Hunger and disease are the main issues in any refugee camp globally and Sudan is no different.
Shuffling in the dust among scrawny dogs and pot-bellied children, Kumke Lete wishes she could make it back across the border to Sudan's war-torn Blue Nile state to bring food to Doro refugee camp.
Advertisement"For those that are able to go, they go. For people like me, I cannot go that distance," she said of the treacherous four-day round trip to the family farm, to bring enough grain to feed her seven children for two days.
Lete's family abandoned their home in Jindi a month ago when she said an Antonov plane "roared" over the village, unleashing its bombs on the camp.
"We are scared to go back, but... if we stay here we die of hunger," she said.
Lete's family is one of hundreds that walked for days to reach Doro, near the town of Bunj, about 40 kilometres (26 miles) from the border in South Sudan's Upper Nile state, where on average 1,000 people arrive every day.
With their meagre possessions dotted in bushes used for shelter, families say they fled with almost nothing or left essentials such as blankets and mosquitos nets along the way because they were so tired.
Tens of thousands have fled Sudan's Blue Nile state since the conflict erupted there in September between government forces and fighters aligned to the ex-southern rebels turned ruling party of newly independent South Sudan.
The United Nations refugee agency (UNHCR) has registered more than 21,000 refugees in Doro alone and says at least 5,000 more will arrive this week.
"We are expecting 30,000 people by the end of the year," said Assad Kadhum, emergency field coordinator for medical charity Medecins Sans Frontieres (MSF), which arrived last week to run a clinic in the camp.
MSF has planned two mobile clinics to treat patients fleeing Blue Nile, as well as 30 emergency latrines, before aid agencies arrive to tackle water and sanitation problems.
But the watering points meant for a community of around 4,000 people are already overstretched.
"People are waiting for five or six hours to collect water," Kadhum says.
Doro clinic is treating malaria and respiratory and muscle problems from people sleeping rough, skin diseases and diarrhoea from a lack of water and sanitation, and increasing malnutrition.
The UN World Food Programme (WFP) has distributed emergency food to more than 10,000 people since November 16, but it is battling logistical and supply problems.

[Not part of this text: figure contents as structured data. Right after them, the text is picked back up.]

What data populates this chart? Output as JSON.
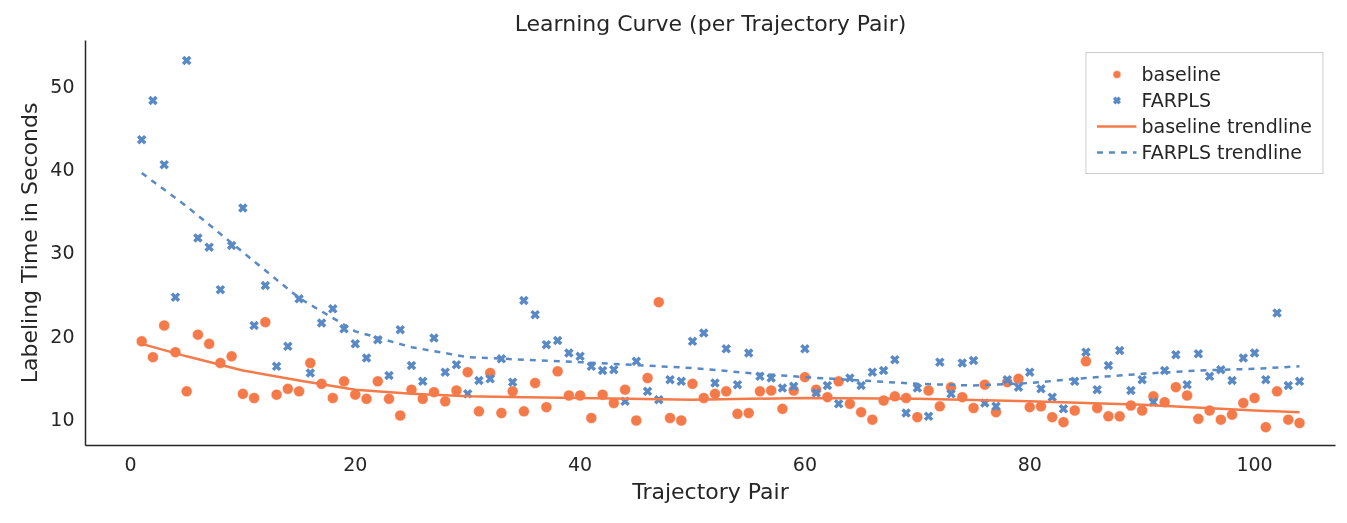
{
  "chart_data": {
    "type": "scatter",
    "title": "Learning Curve (per Trajectory Pair)",
    "xlabel": "Trajectory Pair",
    "ylabel": "Labeling Time in Seconds",
    "xlim": [
      -4,
      107.2
    ],
    "ylim": [
      6.8,
      55.4
    ],
    "xticks": [
      0,
      20,
      40,
      60,
      80,
      100
    ],
    "yticks": [
      10,
      20,
      30,
      40,
      50
    ],
    "grid": false,
    "legend": "top right",
    "series": [
      {
        "name": "baseline",
        "marker": "circle",
        "color": "#f47a4a",
        "x": [
          1,
          2,
          3,
          4,
          5,
          6,
          7,
          8,
          9,
          10,
          11,
          12,
          13,
          14,
          15,
          16,
          17,
          18,
          19,
          20,
          21,
          22,
          23,
          24,
          25,
          26,
          27,
          28,
          29,
          30,
          31,
          32,
          33,
          34,
          35,
          36,
          37,
          38,
          39,
          40,
          41,
          42,
          43,
          44,
          45,
          46,
          47,
          48,
          49,
          50,
          51,
          52,
          53,
          54,
          55,
          56,
          57,
          58,
          59,
          60,
          61,
          62,
          63,
          64,
          65,
          66,
          67,
          68,
          69,
          70,
          71,
          72,
          73,
          74,
          75,
          76,
          77,
          78,
          79,
          80,
          81,
          82,
          83,
          84,
          85,
          86,
          87,
          88,
          89,
          90,
          91,
          92,
          93,
          94,
          95,
          96,
          97,
          98,
          99,
          100,
          101,
          102,
          103,
          104
        ],
        "values": [
          19.3,
          17.4,
          21.2,
          18.0,
          13.3,
          20.1,
          19.0,
          16.7,
          17.5,
          13.0,
          12.5,
          21.6,
          12.9,
          13.6,
          13.3,
          16.7,
          14.2,
          12.5,
          14.5,
          12.9,
          12.4,
          14.5,
          12.4,
          10.4,
          13.5,
          12.4,
          13.2,
          12.1,
          13.4,
          15.6,
          10.9,
          15.5,
          10.7,
          13.3,
          10.9,
          14.3,
          11.4,
          15.7,
          12.8,
          12.8,
          10.1,
          12.9,
          11.9,
          13.5,
          9.8,
          14.9,
          24.0,
          10.1,
          9.8,
          14.2,
          12.5,
          13.0,
          13.3,
          10.6,
          10.7,
          13.3,
          13.4,
          11.2,
          13.4,
          15.0,
          13.5,
          12.6,
          14.5,
          11.8,
          10.8,
          9.9,
          12.2,
          12.7,
          12.5,
          10.2,
          13.4,
          11.5,
          13.8,
          12.6,
          11.3,
          14.1,
          10.8,
          14.4,
          14.8,
          11.4,
          11.5,
          10.2,
          9.6,
          11.0,
          16.9,
          11.3,
          10.3,
          10.3,
          11.6,
          11.0,
          12.7,
          12.0,
          13.8,
          12.8,
          10.0,
          11.0,
          9.9,
          10.5,
          11.9,
          12.5,
          9.0,
          13.3,
          9.9,
          9.5
        ]
      },
      {
        "name": "FARPLS",
        "marker": "cross",
        "color": "#5a8ac6",
        "x": [
          1,
          2,
          3,
          4,
          5,
          6,
          7,
          8,
          9,
          10,
          11,
          12,
          13,
          14,
          15,
          16,
          17,
          18,
          19,
          20,
          21,
          22,
          23,
          24,
          25,
          26,
          27,
          28,
          29,
          30,
          31,
          32,
          33,
          34,
          35,
          36,
          37,
          38,
          39,
          40,
          41,
          42,
          43,
          44,
          45,
          46,
          47,
          48,
          49,
          50,
          51,
          52,
          53,
          54,
          55,
          56,
          57,
          58,
          59,
          60,
          61,
          62,
          63,
          64,
          65,
          66,
          67,
          68,
          69,
          70,
          71,
          72,
          73,
          74,
          75,
          76,
          77,
          78,
          79,
          80,
          81,
          82,
          83,
          84,
          85,
          86,
          87,
          88,
          89,
          90,
          91,
          92,
          93,
          94,
          95,
          96,
          97,
          98,
          99,
          100,
          101,
          102,
          103,
          104
        ],
        "values": [
          43.5,
          48.2,
          40.5,
          24.6,
          53.0,
          31.7,
          30.6,
          25.5,
          30.8,
          35.3,
          21.2,
          26.0,
          16.3,
          18.7,
          24.4,
          15.5,
          21.5,
          23.2,
          20.8,
          19.0,
          17.3,
          19.5,
          15.2,
          20.7,
          16.4,
          14.5,
          19.7,
          15.6,
          16.5,
          13.0,
          14.6,
          14.8,
          17.2,
          14.4,
          24.2,
          22.5,
          18.9,
          19.4,
          17.9,
          17.5,
          16.3,
          15.8,
          15.9,
          12.1,
          16.9,
          13.3,
          12.3,
          14.7,
          14.5,
          19.3,
          20.3,
          14.3,
          18.4,
          14.1,
          17.9,
          15.1,
          14.9,
          13.7,
          13.9,
          18.4,
          13.1,
          14.0,
          11.8,
          14.9,
          14.0,
          15.6,
          15.8,
          17.1,
          10.7,
          13.7,
          10.3,
          16.8,
          13.0,
          16.7,
          17.0,
          11.9,
          11.5,
          14.7,
          13.8,
          15.6,
          13.6,
          12.6,
          11.2,
          14.5,
          18.0,
          13.5,
          16.4,
          18.2,
          13.4,
          14.7,
          12.0,
          15.8,
          17.7,
          14.1,
          17.8,
          15.1,
          15.9,
          14.6,
          17.3,
          17.9,
          14.7,
          22.7,
          14.0,
          14.5
        ]
      },
      {
        "name": "baseline trendline",
        "type": "line",
        "line_style": "solid",
        "color": "#f47a4a",
        "x": [
          1,
          5,
          10,
          15,
          20,
          25,
          30,
          40,
          50,
          60,
          70,
          80,
          90,
          100,
          104
        ],
        "values": [
          19.0,
          17.5,
          15.8,
          14.6,
          13.5,
          13.0,
          12.7,
          12.5,
          12.3,
          12.5,
          12.4,
          12.1,
          11.7,
          11.0,
          10.8
        ]
      },
      {
        "name": "FARPLS trendline",
        "type": "line",
        "line_style": "dashed",
        "color": "#5a8ac6",
        "x": [
          1,
          5,
          10,
          15,
          20,
          25,
          30,
          40,
          50,
          55,
          60,
          70,
          75,
          80,
          85,
          90,
          95,
          100,
          104
        ],
        "values": [
          39.5,
          35.5,
          30.0,
          24.5,
          20.5,
          18.6,
          17.4,
          16.8,
          16.1,
          15.5,
          15.0,
          14.2,
          14.0,
          14.3,
          14.9,
          15.4,
          15.8,
          16.0,
          16.3
        ]
      }
    ]
  }
}
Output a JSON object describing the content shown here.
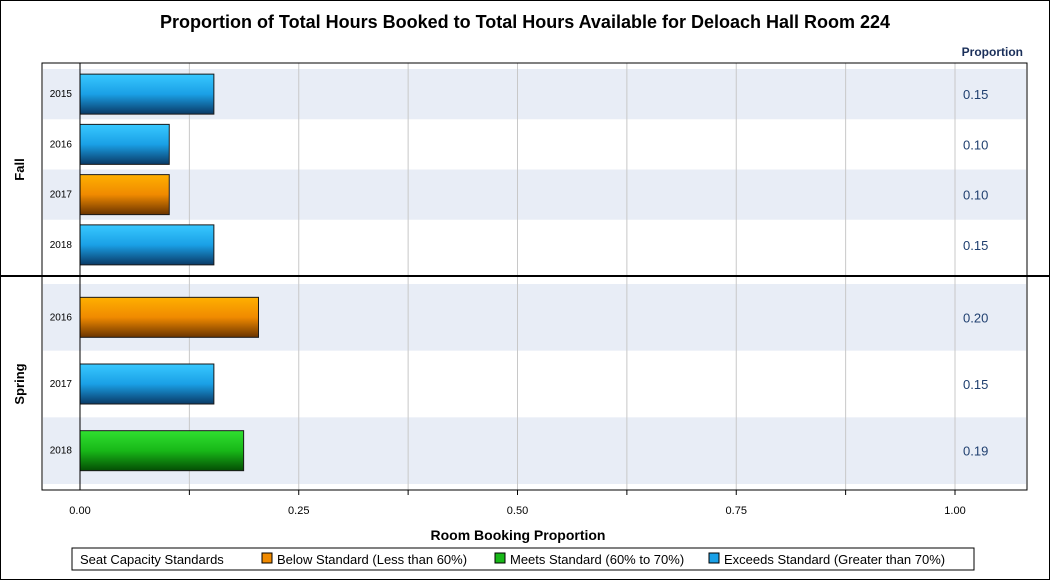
{
  "chart_data": {
    "type": "bar",
    "orientation": "horizontal",
    "title": "Proportion of Total Hours Booked to Total Hours Available for Deloach Hall Room 224",
    "xlabel": "Room Booking Proportion",
    "value_column_header": "Proportion",
    "xlim": [
      0,
      1.05
    ],
    "x_ticks": [
      {
        "value": 0,
        "label": "0.00"
      },
      {
        "value": 0.25,
        "label": "0.25"
      },
      {
        "value": 0.5,
        "label": "0.50"
      },
      {
        "value": 0.75,
        "label": "0.75"
      },
      {
        "value": 1.0,
        "label": "1.00"
      }
    ],
    "gridlines": [
      0.125,
      0.25,
      0.375,
      0.5,
      0.625,
      0.75,
      0.875,
      1.0
    ],
    "grid": true,
    "groups": [
      {
        "name": "Fall",
        "rows": [
          {
            "label": "2015",
            "value": 0.153,
            "value_label": "0.15",
            "category": "exceeds"
          },
          {
            "label": "2016",
            "value": 0.102,
            "value_label": "0.10",
            "category": "exceeds"
          },
          {
            "label": "2017",
            "value": 0.102,
            "value_label": "0.10",
            "category": "below"
          },
          {
            "label": "2018",
            "value": 0.153,
            "value_label": "0.15",
            "category": "exceeds"
          }
        ]
      },
      {
        "name": "Spring",
        "rows": [
          {
            "label": "2016",
            "value": 0.204,
            "value_label": "0.20",
            "category": "below"
          },
          {
            "label": "2017",
            "value": 0.153,
            "value_label": "0.15",
            "category": "exceeds"
          },
          {
            "label": "2018",
            "value": 0.187,
            "value_label": "0.19",
            "category": "meets"
          }
        ]
      }
    ],
    "legend": {
      "title": "Seat Capacity Standards",
      "placement": "bottom",
      "entries": [
        {
          "key": "below",
          "label": "Below Standard (Less than 60%)"
        },
        {
          "key": "meets",
          "label": "Meets Standard (60% to 70%)"
        },
        {
          "key": "exceeds",
          "label": "Exceeds Standard (Greater than 70%)"
        }
      ]
    },
    "colors": {
      "below": {
        "light": "#ffb000",
        "mid": "#f08a00",
        "dark": "#6a3400"
      },
      "meets": {
        "light": "#30e030",
        "mid": "#18b818",
        "dark": "#044e04"
      },
      "exceeds": {
        "light": "#38c8ff",
        "mid": "#1aa0e6",
        "dark": "#0a3a66"
      },
      "band": "#e8edf6",
      "grid": "#c8c8c8",
      "value_text": "#1f3f6f",
      "header_text": "#1a2f5a"
    }
  }
}
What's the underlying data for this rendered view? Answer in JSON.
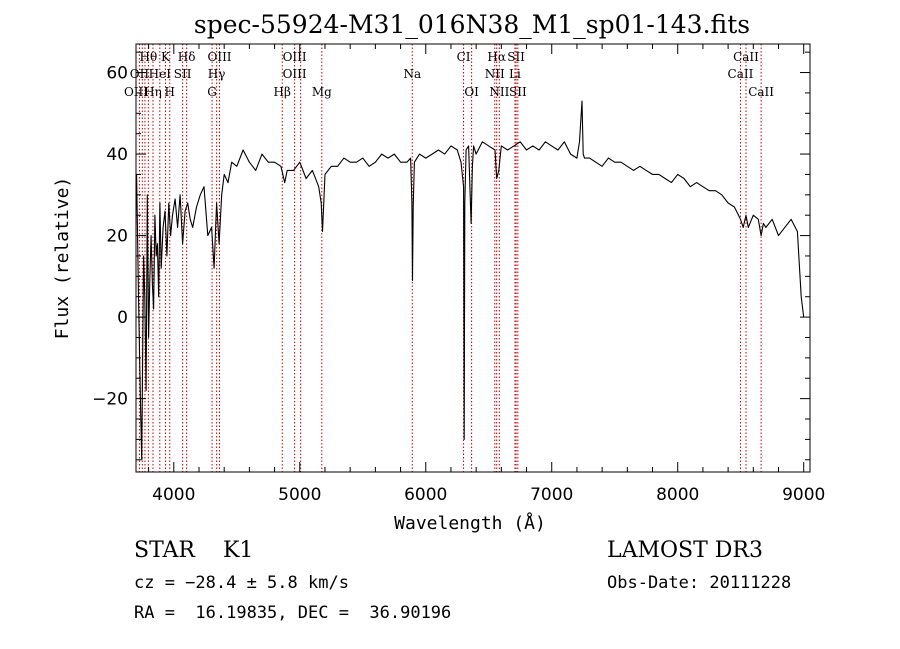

"It's very difficult because the local places where we get food have been muddy and blocked," and air freight is limited because of several emergencies in the country, said Michelle Iseminger, Deputy Director for WFP South Sudan.
The organisation is also unable to access supplies stationed in a Sudanese transit camp for southern returnees across the border.
"There is food in Kosti, but it's caught up in the dispute between north and south," Iseminger said of the two nations that remain at loggerheads over key unresolved issues, including borders, and that accuse each other of funding rebel groups within their territories.
In addition to those fleeing to South Sudan, another 30,000 people are thought to have travelled to Ethiopian refugee camps from Kurmuk, the former rebel stronghold in Blue Nile state.
At Bunj clinic, Dr Evan Atar said he left Kurmuk on October 20 when the Sudanese army started shelling.
The town fell to the army on November 3, and the 60,000 people displaced within the state remain vulnerable to continuing conflict, a UN report said last month.
But Atar also fears for the health of the Blue Nile residents in Doro.
"The camp is really having a problem of the basic human needs," he says.
"Diarrhoea diseases are increasing... In the camp there is faecal matter everywhere and flies. It's just a matter of time. If we don't look after it now it will be a disaster."
Some families in Doro have already started to panic.
"We were given plastic sheets from UNHCR. When we saw the children crying from hunger, we took ours to the market to be able to buy some food," said Gadia Mani, who knows it will rain but had no choice but to trade each sheet for $9 of grain.
Mani pounded her fist against her palm when she talked of the Antonov hum over Borfa village that was bombed a month ago.
"I worry about food. I don't know how we're going to survive", she added, glancing at one of her five children who is eight months pregnant, and at the many grandchildren whose stomachs are also swelling.